In recent years, reconfigurable antennas have been sought to improve the performance of multiple-input multiple-output (MIMO) wireless communication systems. Their ability to dynamically reconfigure their radiation pattern adds diversity in a manner that is not possible with fixed antennas. This paper investigates the performance benefits provided by pattern reconfigurable receiving antennas with uniform beam steering capability. Their potential performance is first estimated using simulations, and for the first time, the effect of uniform beam steering on MIMO system performance is evaluated in a real indoor channel using two electrically steerable passive array radiator (ESPAR) antennas. Performance comparison is made against a pair of monopole antennas using a hardware bit error rate (BER) test-bed that incorporates statistical spatial averaging in order to assess performance improvements in a more realistic way, and analyze the effect of antenna diversity on the overall system performance.

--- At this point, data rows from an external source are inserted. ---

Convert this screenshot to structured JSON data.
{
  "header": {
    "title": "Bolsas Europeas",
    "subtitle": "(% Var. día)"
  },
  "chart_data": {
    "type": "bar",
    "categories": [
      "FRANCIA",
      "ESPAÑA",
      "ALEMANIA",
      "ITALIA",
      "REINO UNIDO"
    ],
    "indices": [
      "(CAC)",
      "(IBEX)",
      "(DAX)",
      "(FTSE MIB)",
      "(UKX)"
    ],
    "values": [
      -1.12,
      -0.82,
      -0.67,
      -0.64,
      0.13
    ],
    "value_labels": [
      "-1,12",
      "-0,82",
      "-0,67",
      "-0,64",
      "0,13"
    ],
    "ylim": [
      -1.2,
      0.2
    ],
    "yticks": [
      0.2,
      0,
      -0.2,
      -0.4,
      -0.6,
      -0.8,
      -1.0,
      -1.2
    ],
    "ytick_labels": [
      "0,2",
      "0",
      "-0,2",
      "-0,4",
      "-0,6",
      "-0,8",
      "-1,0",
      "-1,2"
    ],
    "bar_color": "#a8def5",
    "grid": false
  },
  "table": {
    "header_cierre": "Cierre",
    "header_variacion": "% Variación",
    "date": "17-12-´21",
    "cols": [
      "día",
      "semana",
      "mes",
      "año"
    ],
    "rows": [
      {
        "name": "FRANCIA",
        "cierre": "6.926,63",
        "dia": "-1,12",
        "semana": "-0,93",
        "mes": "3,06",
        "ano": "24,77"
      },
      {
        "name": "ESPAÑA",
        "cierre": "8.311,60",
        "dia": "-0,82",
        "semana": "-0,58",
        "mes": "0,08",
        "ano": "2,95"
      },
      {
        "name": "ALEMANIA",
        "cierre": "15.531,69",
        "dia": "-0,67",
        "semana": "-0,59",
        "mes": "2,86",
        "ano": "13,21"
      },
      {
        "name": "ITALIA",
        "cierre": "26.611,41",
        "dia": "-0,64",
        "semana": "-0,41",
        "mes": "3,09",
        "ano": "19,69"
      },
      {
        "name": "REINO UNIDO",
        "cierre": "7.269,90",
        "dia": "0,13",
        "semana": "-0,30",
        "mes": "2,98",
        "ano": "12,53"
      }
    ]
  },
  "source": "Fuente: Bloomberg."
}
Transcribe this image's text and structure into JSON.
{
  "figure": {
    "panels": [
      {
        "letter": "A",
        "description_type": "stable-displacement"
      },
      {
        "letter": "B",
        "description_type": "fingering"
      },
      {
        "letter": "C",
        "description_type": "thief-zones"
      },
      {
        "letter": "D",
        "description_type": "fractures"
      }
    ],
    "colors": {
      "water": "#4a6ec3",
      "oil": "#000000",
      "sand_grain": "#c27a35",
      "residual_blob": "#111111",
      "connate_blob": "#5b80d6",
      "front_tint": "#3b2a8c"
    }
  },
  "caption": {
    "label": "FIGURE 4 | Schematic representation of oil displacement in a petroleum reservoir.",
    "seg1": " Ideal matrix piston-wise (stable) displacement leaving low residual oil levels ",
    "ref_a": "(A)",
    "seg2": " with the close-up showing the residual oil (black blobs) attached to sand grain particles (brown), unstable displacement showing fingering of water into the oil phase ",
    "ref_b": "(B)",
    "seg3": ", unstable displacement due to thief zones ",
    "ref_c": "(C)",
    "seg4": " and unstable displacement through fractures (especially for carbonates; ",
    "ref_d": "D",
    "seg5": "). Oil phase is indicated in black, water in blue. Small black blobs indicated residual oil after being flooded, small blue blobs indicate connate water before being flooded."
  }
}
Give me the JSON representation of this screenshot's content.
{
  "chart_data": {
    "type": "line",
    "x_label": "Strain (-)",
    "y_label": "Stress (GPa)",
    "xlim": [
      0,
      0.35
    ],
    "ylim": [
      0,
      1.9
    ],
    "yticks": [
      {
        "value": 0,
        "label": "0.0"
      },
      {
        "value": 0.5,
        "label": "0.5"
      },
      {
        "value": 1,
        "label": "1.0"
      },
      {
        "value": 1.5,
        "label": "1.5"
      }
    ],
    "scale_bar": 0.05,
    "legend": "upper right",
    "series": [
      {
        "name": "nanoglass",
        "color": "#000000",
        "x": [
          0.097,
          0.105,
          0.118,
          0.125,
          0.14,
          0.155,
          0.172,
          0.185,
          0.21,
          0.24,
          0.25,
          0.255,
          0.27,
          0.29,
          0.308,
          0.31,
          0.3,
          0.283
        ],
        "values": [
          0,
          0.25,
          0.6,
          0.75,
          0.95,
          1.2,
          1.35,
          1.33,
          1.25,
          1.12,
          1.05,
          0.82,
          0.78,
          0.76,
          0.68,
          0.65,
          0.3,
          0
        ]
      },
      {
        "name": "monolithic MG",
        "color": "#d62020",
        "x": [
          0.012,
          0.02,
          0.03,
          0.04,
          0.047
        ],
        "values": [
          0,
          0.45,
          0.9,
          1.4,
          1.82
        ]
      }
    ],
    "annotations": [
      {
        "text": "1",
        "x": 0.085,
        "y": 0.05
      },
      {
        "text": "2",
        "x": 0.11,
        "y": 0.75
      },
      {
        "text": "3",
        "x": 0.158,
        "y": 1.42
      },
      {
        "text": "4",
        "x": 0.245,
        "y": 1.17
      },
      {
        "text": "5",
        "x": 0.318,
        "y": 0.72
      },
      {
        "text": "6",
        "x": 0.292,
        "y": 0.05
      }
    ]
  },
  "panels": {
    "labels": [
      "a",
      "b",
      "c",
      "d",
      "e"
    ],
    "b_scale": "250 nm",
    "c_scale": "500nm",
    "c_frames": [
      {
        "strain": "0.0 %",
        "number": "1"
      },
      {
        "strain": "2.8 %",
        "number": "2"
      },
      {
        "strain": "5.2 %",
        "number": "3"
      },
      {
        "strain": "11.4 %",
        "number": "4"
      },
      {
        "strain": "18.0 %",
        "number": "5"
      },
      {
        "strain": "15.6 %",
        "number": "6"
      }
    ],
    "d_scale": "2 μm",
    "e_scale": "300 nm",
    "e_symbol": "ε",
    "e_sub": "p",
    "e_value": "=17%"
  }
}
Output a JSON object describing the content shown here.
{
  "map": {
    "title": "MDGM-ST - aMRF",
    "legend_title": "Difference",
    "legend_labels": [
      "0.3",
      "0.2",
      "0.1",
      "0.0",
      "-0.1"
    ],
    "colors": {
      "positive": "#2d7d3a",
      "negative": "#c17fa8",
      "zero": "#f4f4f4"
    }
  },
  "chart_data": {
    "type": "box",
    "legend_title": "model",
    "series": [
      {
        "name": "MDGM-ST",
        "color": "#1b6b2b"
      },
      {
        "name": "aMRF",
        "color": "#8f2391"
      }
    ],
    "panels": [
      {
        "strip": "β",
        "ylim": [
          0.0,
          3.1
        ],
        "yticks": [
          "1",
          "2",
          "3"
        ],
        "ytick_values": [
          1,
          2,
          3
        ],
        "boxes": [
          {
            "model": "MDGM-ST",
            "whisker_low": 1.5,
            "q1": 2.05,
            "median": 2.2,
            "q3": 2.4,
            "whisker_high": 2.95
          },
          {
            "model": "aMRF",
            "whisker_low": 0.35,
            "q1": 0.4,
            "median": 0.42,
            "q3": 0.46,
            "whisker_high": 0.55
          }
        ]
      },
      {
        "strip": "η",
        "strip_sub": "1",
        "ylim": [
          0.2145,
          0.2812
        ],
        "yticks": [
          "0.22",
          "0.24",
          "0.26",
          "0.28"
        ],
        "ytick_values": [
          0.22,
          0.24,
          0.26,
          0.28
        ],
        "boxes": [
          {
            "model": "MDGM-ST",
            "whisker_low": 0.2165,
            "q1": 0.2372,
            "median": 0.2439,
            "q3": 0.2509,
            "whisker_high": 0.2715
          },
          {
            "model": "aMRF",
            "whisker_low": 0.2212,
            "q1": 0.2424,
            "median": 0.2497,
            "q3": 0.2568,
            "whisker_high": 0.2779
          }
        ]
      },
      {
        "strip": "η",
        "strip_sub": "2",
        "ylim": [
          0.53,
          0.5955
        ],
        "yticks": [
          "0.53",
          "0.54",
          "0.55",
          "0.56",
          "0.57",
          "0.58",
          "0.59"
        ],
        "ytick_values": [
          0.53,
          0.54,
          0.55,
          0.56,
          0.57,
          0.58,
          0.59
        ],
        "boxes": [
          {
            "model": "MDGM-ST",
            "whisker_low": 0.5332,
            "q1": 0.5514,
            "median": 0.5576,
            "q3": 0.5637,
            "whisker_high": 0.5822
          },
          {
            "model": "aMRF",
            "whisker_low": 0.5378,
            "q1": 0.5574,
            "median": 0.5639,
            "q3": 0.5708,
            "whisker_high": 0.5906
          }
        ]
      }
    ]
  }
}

The MIMO-ESPAR system reduces BER with certain pattern combinations and excels in capacity evaluations. The ESPAR antennas improve the spatially averaged channel capacity by as much as 37% at 10 dB transmit SNR, and gain an additional 1 bit/s/Hz in peak capacity at 10 dB receive SNR from diversity gain alone. These improvements make pattern reconfigurable antennas promising options in MIMO-related applications.